Les Nouvelles de Zouré

Sinistré deux fois

                                                 NOUVELLE

                                      Sinistré deux fois !

Je savais que les bateaux, les pirogues et les canards pouvaient nager. Mais des briques ? Pourtant, ce mardi matin-là, mon « entré-coucher » a  ressemblé fort à un hors-bord !  Comment ? Eh bien, c’est simple. J’étais en plein « boilo » ce mardi matin-là depuis 2h parce que j’avais une partielle qui débutait à 8h au campus. La chaleur m’empêchait de « boire » correctement mon cours et les moustiques animaient un orchestre qui vrombissait à mes oreilles et me faisait asséner de grandes claques à sur tout le corps. Donc à 4h, lorsque la pluie commença à matraquer de plein fouet le toit de ma bâtisse en banco pointée en plein cœur de Dapoya, je poussai un gros soupir de soulagement et ma bouche s’élargit d’un sourire. Même si je m’amusais à feinter, comme Lionel Messi, les gouttes d’eau qui coulaient de mon toit troué. Si je savais !

D’abord, l’atmosphère se rafraîchit et le « boilo » coula à flot pour s’engouffrer dans ma boîte crânienne. Je commençais déjà à penser au devoir magistral que j’allais faire avec tout ce « boilo » qui clapotait dans ma tête. Mais ma joie fut de courte durée car la pluie commençait à devenir un peu trop bavarde et faisait mine maintenant de faire un tête-à-queue à mon « boilo », qui atteignait de moins en moins ma cervelle.

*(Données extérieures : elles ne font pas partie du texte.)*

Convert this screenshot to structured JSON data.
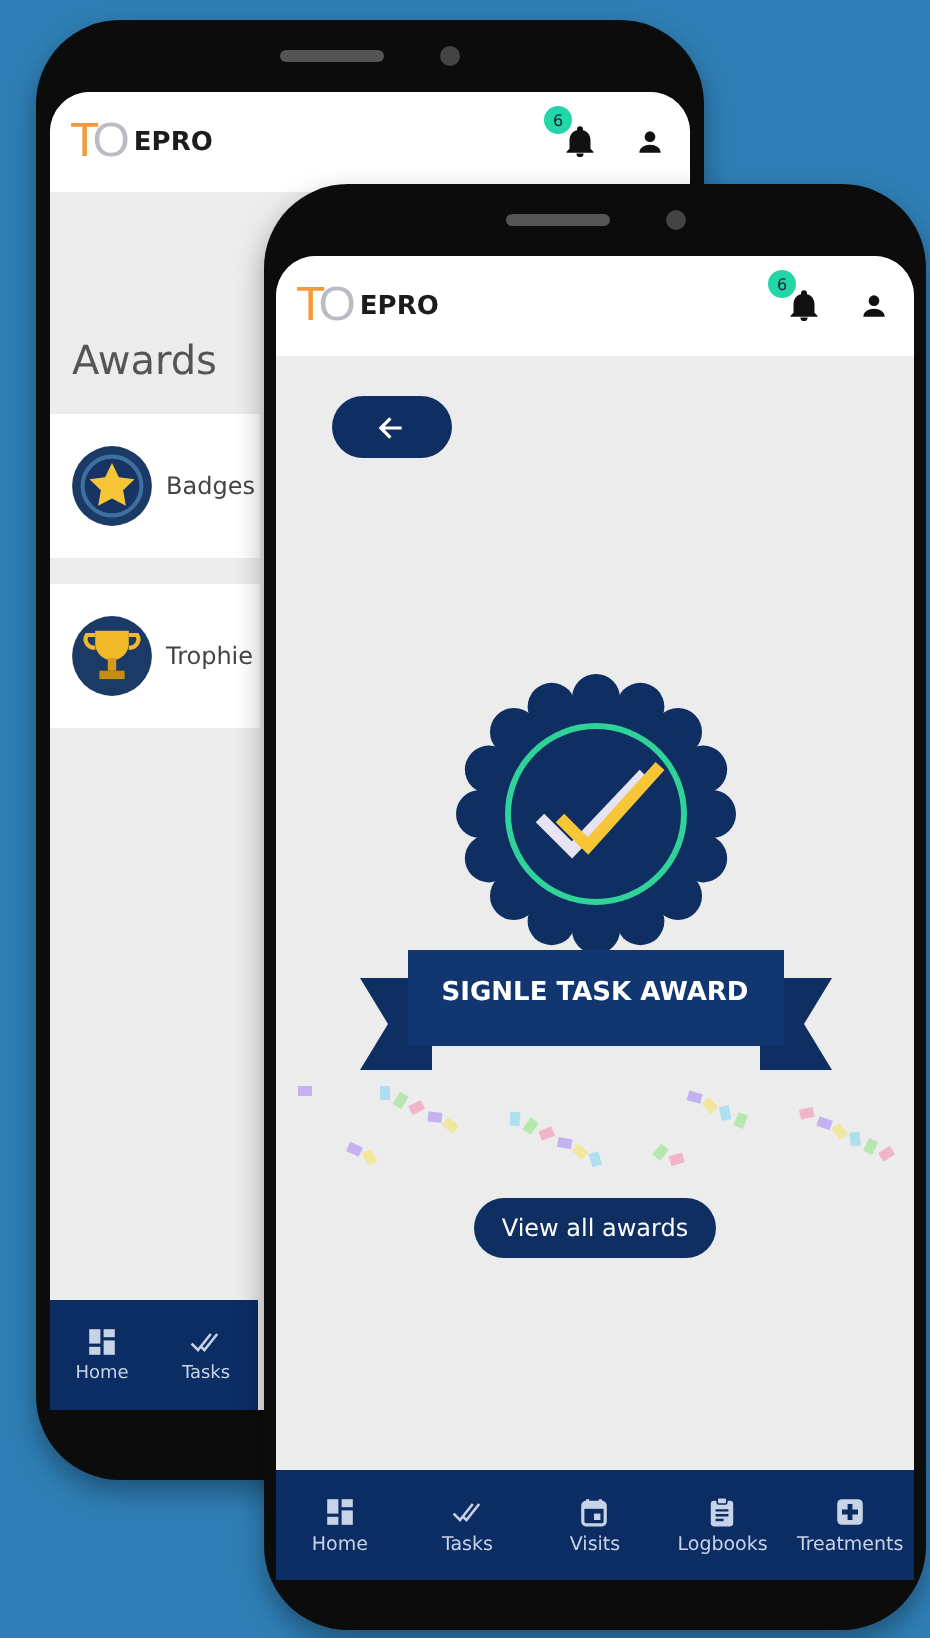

Finalement, je cognai avec rage la table qui se renversa, envoyant les feuillets de mon cours valser aux quatre coins de ma chambre exiguë.  C’est en me courbant pour les ramasser qu’une de mes sandales « tapète » vint me cogner la main. Je levai la tête vers la porte et je vis une visiteuse pas du tout agréable : une trombe d’eau s’engouffrait et s’installait sans aucune gène dans ma chambre. Je me redressai et prononçai la phrase la plus idiote de ma vie :

- Hé vous ! Qui vous a dit d’entrer ?

N’obtenant évidemment d’autre réponse que le clapotement de l’inopportune invitée, j’empoignai un seau, décidé à la vider de chez moi, au propre comme au figuré. Alors j’ouvris la porte et…un mur d’eau se jeta fougueusement dans mes bras, comme une femme qui a fait 30 ans  sans voir son amant qu’elle aime à la folie ! Le choc m’emporta de l’autre côté de la maison et me fit embrasser de dos le mur, qui se troua…Alors, j’eus l’impression d’être plongé dans une piscine…boueuse. Je barbotai, aveuglé et lorsque je pus me relever, je constatai qu’il faisait jour et que j’étais au milieu… d’un fleuve ! L’eau mugissait autour de moi, des voix criaient… Je regardai vers ma maison et je la vis qui commençait à … voguer comme le Titanic. N’en croyant pas mes yeux, je les fermai et les rouvrit : ma maison naviguait toujours, escortée par mes feuilles de cours, mon sac, mon assiette et mes souliers
troués et éculés ! Une trombe d’eau me gifla et me fit revenir sur terre. Et me voilà à la poursuite de ma maison. Je la rattrapai, récupérai mon sac, un de mes souliers et mon assiette. Le reste – en fait rien – disparut  avec le drôle de maison-bateau, qui avait enfin décidé de faire naufrage !

*
*  *
Trois heures plus tard, je regardais ma maison qui n’était plus que comme une pâte prête à servir à faire des galettes. Mais elle s’était déplacée de juste quelques centimètres ! La brutalité des événements m’avait fait avoir des hallucinations. Mais ce que j’avais devant et autour de moi ne relevait pas d’une hallucination. Tout n’était que désolation et pleurs. Il y  avait des gens qui se dirigeaient vers l’amont de la ville, où il semble que tout serait plus sec. Pendant que d’autres s’asseyaient dans la boue et l’eau, hébétés, totalement dépassés par ce qui leur arrivait.  Bon, moi, je suis revenu sur terre, enfin dans l’eau. J’avais pu sauver mon sac et mon stylo était resté fermement accroché dans le creux de mon oreille où je le mettais toujours. Donc, tous mes bagages sont là. Ce qui était jadis une maison appartenait à un bailleur, qui était là chaque 30 du mois sans une seconde de  moins,
mais qui devenait invisible lorsque le toit de la bicoque pleurait comme une madeleine. Rien donc ne me liait à la maison, même pas un contrat de bail ! Alors, je pouvais partir pour ne plus revenir. Car la maison de ma copine était là.  J’entrepris donc de me diriger vers le quartier de ma copine…comme un crocodile. Parlant justement de crocodile, j’entendis un bonhomme qui criait :

- Attention ! Il paraît que les crocodiles de Bangr-Weogo viennent vers ici !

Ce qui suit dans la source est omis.